Toplantının havası böyle olunca, konuşmacıların önemli bir bölümü de buna uygun konuşmayı, ‘etliye-sütlüye karışmamayı’ tercih ediyordu. O nedenle, örneğin benim “Diyanet İşleri Başkanlığı kaldırılmadan bu ülkede eşitlik olmaz” önerim ya da “Bugün Aleviler belini doğrultamıyorsa, bunun tek gerekçesi 16. yüzyıldır. O baba oğlun (Yavuz - Süleyman) yaptıklarındandır. Ben kendimi Yavuz’a ve Kanuni'ye yakın hissetmiyorum kendimi Şah İsmail'e yakın hissediyorum” demem toplantının ‘ahengini’ bozuyordu! Söylediklerimin soğuk bir duş etkisi yaratması, yalnızca Sünni kökenli katılımcılarla sınırlı kalmıyor, Alevi kökenli bazı katılımcılarda da benim söylediklerimi ‘çok radikal’ buluyorlardı! Basın da buna uygun davranıyor ve benim bu konuşmam ‘Alevi olduğuma’ vurgu yapılarak, ‘ötekileştirici’ bir şekilde ‘Alevi gazeteciden tepki çeken istek’ veya ‘Alevi gazeteciden Diyanet kaldırılsın önerisi’ gibi başlıklarla ve ‘radikal’ vurgusuyla servis ediliyordu!
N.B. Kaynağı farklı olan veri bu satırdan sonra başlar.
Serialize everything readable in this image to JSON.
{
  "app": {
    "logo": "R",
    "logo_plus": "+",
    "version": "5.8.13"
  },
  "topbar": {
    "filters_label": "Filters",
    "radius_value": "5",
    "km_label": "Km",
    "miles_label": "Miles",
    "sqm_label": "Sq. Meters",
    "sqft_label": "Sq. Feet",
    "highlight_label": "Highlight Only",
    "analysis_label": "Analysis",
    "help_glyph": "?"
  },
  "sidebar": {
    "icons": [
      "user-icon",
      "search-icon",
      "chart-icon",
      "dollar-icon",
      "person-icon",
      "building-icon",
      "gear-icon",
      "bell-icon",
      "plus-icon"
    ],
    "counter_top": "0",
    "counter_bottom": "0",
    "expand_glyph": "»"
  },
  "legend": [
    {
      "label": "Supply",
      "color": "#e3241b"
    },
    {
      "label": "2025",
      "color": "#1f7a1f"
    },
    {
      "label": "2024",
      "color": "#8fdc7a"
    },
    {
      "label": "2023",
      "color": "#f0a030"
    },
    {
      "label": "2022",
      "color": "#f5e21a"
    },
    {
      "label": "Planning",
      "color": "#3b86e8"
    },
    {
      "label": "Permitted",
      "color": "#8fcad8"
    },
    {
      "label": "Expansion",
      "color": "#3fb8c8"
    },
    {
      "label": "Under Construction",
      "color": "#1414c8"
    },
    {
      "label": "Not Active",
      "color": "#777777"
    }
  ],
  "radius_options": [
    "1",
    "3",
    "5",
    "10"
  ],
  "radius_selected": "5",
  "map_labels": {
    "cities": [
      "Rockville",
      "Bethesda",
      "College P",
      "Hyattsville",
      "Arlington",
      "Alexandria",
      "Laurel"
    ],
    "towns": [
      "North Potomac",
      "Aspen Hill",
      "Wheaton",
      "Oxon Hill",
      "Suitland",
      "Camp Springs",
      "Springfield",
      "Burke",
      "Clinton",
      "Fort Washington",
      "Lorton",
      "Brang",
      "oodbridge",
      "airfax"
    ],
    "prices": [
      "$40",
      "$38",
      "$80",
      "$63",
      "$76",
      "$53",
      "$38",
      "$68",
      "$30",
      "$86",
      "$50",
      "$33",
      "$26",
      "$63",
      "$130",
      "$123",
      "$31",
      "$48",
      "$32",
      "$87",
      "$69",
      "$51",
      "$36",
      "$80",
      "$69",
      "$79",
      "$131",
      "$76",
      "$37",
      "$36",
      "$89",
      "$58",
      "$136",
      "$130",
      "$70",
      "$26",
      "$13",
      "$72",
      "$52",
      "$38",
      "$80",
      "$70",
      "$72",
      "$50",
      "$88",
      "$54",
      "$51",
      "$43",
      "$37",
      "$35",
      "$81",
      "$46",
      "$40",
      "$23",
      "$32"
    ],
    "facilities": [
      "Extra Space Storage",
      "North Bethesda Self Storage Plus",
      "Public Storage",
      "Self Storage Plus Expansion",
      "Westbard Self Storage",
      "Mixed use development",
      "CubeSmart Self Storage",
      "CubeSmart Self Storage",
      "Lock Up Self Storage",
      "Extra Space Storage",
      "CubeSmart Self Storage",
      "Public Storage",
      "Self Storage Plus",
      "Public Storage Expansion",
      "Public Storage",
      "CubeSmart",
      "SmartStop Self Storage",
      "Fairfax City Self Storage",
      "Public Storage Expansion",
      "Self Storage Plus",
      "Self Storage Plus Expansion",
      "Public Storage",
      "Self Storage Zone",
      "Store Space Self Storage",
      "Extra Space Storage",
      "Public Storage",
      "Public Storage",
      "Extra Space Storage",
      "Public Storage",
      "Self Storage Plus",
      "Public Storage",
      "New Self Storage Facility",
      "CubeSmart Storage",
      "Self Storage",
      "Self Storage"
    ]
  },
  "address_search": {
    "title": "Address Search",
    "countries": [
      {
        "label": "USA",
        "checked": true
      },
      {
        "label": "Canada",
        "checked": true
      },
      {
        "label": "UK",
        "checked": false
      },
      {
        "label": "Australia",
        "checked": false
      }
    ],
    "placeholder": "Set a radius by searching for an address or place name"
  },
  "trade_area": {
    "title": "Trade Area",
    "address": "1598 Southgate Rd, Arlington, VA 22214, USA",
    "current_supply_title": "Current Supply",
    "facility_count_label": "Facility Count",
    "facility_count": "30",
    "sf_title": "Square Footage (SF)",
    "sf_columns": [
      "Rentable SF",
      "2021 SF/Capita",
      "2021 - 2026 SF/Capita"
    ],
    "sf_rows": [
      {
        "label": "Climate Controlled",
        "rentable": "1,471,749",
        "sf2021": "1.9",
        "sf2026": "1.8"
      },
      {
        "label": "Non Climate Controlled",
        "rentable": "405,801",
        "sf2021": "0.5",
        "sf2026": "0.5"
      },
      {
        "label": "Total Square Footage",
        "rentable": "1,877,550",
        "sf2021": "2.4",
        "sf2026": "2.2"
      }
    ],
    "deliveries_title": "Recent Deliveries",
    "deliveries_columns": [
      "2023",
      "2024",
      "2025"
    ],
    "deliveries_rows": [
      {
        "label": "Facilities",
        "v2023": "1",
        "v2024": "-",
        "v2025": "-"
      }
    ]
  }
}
Diyanet’in birleştirici değil, ayrıştırıcı olduğunu vurgulamak için ‘Diyanet’te Alevi bir çaycı bile yok’ sözüm ise, Diyanet çalışanları ve İlahiyatçılar tarafından “Doğruyu söylemiyorsun, burada bile aramızda Kızılbaş olan bir din dersi öğretmeni var” tepkisi ile karşılaşıyordu. Neyse ki, o hoca konuşuyor ve “Kuran’ı ve İslam’ı ne kadar güzel hatmettiğini” anlatıyor da, ben de yalancı olmaktan kurtuluyordum! Tabii, Türkiye Barış Meclisi Dönem Sözcüsü Hakan Tahmaz’ın hakkını da yememem gerekir. Tahmaz ‘kimlik önemli değil, ne yaptığın önemli’ vurgusu yaparak, herkese Turgut Özal’ın Kürt kimliğini ve yaptıklarını bir kez daha hatırlatıyor ve beni rahatlatıyordu!
***
2009’da AKP’nin düzenlediği ‘1. Alevi Çalıştayı’na katılan biri olarak söylemek gerekirse, dört yıl sonra bu kez Cemaat’in düzenlediği ‘Çalıştay’da da ‘söylemlerdeki yumuşaklık ve kucaklayıcılık’ dışında değişen pek bir şey yok. Kaçak dövüş ve Alevileri yedekleme isteği hala devam ediyor!